Monday, September 16, 2024

Amenra Primitive Man, Blackwater Holylight

Doors | 7:00 pm // Show | 8:00 pm


Amenra Bio

Amenra emerged in 1999 from the then booming Flemish straight edge hardcore movement. Musically and thematically, however, the band takes a different approach than most of the scene and produces something that can be described as ‘post metal’: a style that finds its roots in heavy metal, but in terms of approach is not limited to the conventions of the genre and allows much more experimentation. This manifests itself, among other things, in longer songs with more loose and layered song structures in which repeated themes and crescendos occur rather than the typical “verse-chorus” form. The emphasis is placed more on atmosphere and emotion than on technical skillfulness.

As is the case with many artists, the band’s early years are primarily a search for themselves. The first LP’s Mass I (2003) and Mass II (2005) offer only a glimpse of what is yet to come. On Mass III (2005), the band truly finds its own sound and face, and that translates into a clearly increasing interest from the audience. With Mass IIII (2008), Amenra takes another further step toward becoming a more dynamic band that not only hits the audience with heavy distorted riffs, but also offers relief with clean, healing parts. With the EP Afterlife (2009), that healing side of Amenra is further explored with a number of austerely dressed, minimalist acoustic songs that fit completely within the band’s sound aesthetic. For the next two albums, Mass V (2012) and Mass VI (2017), the band partnered up with American producer Billy Anderson (Swans, Sleep, Neurosis), who takes Amenra’s sound to a new level.

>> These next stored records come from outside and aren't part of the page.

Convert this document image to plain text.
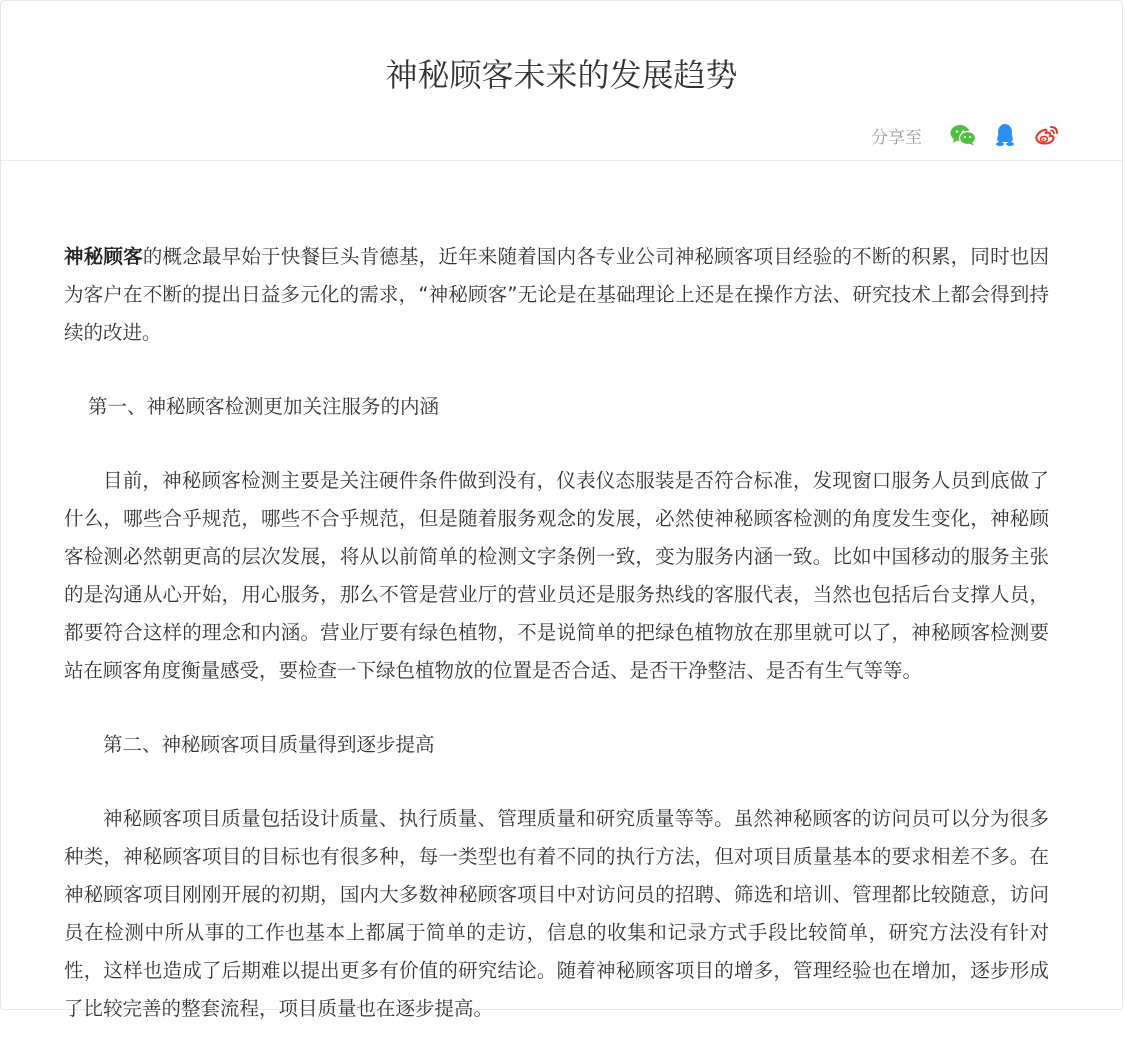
神秘顾客未来的发展趋势
分享至

神秘顾客的概念最早始于快餐巨头肯德基，近年来随着国内各专业公司神秘顾客项目经验的不断的积累，同时也因为客户在不断的提出日益多元化的需求，“神秘顾客”无论是在基础理论上还是在操作方法、研究技术上都会得到持续的改进。

第一、神秘顾客检测更加关注服务的内涵

目前，神秘顾客检测主要是关注硬件条件做到没有，仪表仪态服装是否符合标准，发现窗口服务人员到底做了什么，哪些合乎规范，哪些不合乎规范，但是随着服务观念的发展，必然使神秘顾客检测的角度发生变化，神秘顾客检测必然朝更高的层次发展，将从以前简单的检测文字条例一致，变为服务内涵一致。比如中国移动的服务主张的是沟通从心开始，用心服务，那么不管是营业厅的营业员还是服务热线的客服代表，当然也包括后台支撑人员，都要符合这样的理念和内涵。营业厅要有绿色植物，不是说简单的把绿色植物放在那里就可以了，神秘顾客检测要站在顾客角度衡量感受，要检查一下绿色植物放的位置是否合适、是否干净整洁、是否有生气等等。

第二、神秘顾客项目质量得到逐步提高

神秘顾客项目质量包括设计质量、执行质量、管理质量和研究质量等等。虽然神秘顾客的访问员可以分为很多种类，神秘顾客项目的目标也有很多种，每一类型也有着不同的执行方法，但对项目质量基本的要求相差不多。在神秘顾客项目刚刚开展的初期，国内大多数神秘顾客项目中对访问员的招聘、筛选和培训、管理都比较随意，访问员在检测中所从事的工作也基本上都属于简单的走访，信息的收集和记录方式手段比较简单，研究方法没有针对性，这样也造成了后期难以提出更多有价值的研究结论。随着神秘顾客项目的增多，管理经验也在增加，逐步形成了比较完善的整套流程，项目质量也在逐步提高。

The band has toured Europe, the United States and Russia several times over the past 20 years and is among the absolute top European bands in its niche, but is now reaching a much wider audience than just die-hard metal fans.

An Amenra concert is often described as a menacing total experience (after all, visual projections are invariably used as well) that grabs you by the throat, bewilders, but above all enlightens and liberates. The band brings equal amounts of intensity in front of their usual wall of amplifiers as in an intimate, acoustic setting. That overall experience cannot only be felt live, as their videos, artwork and all things Amenra are invariably enhanced by a powerful and recognizable aesthetic and visual framework.

This visual language emerged from collaborations with artists from their own art collective, the ‘Church of Ra’, but also with prominent Belgian artists such as Berlinde De Bruyckere, Michaël Borremans or Willy Vanderperre. Amenra has thus become much more than just that intense live band: they have developed a network in which, together with like-minded visual artists, they provide a reinforcing aesthetic layer.

Since the release of Mass VI, they have not only toured extensively in Europe, the United States, Central and South America, Oceania and Japan, the band has also plunged into a number of unique projects that bring together various artistic disciplines, providing the audience with a more unique experience than a typical concert visit.

Some examples of this are the GoneWest project to commemorate World War I, where Amenra performed a “gesamtkunstwerk” with video and live Butoh dance by Imre Thormann in the Belgian town of Diksmuide and proved to be the perfect band to darkness into light to celebrate the future and celebrate peace.

Another project that demonstrates the interdisciplinary collaborations Amenra is venturing into is AMEN & BEYOND. For this, the Vooruit Arts Center of the Belgian city Ghent has invited Barbara Raes of Beyond the Spoken (a workshop for unrecognized loss) and Colin H. Van Eeckhout, singer of Amenra, as guest curators. The culmination of this programme was a fire ritual for the unrecognized loss of the inhabitants of Ghent. While the band performed specially written material for the occasion, Indonesian artist Toni Kanwa Adikusumah lead an incineration ceremony in which attendees could experience their individual grief collectively, partially dissolving it into a sense of belonging.

The music written for these diverse occasions lead to the release of Amenra’s latest album De Doorn (2021) on Relapse Records, and has sparked recognition for the band, both in its home country with performances at Rock Werchter, Belgium’s biggest music festival, and several sold-out shows at the legendary Ancienne Belgique venue in Brussels, as abroad, with more European and US tours to follow.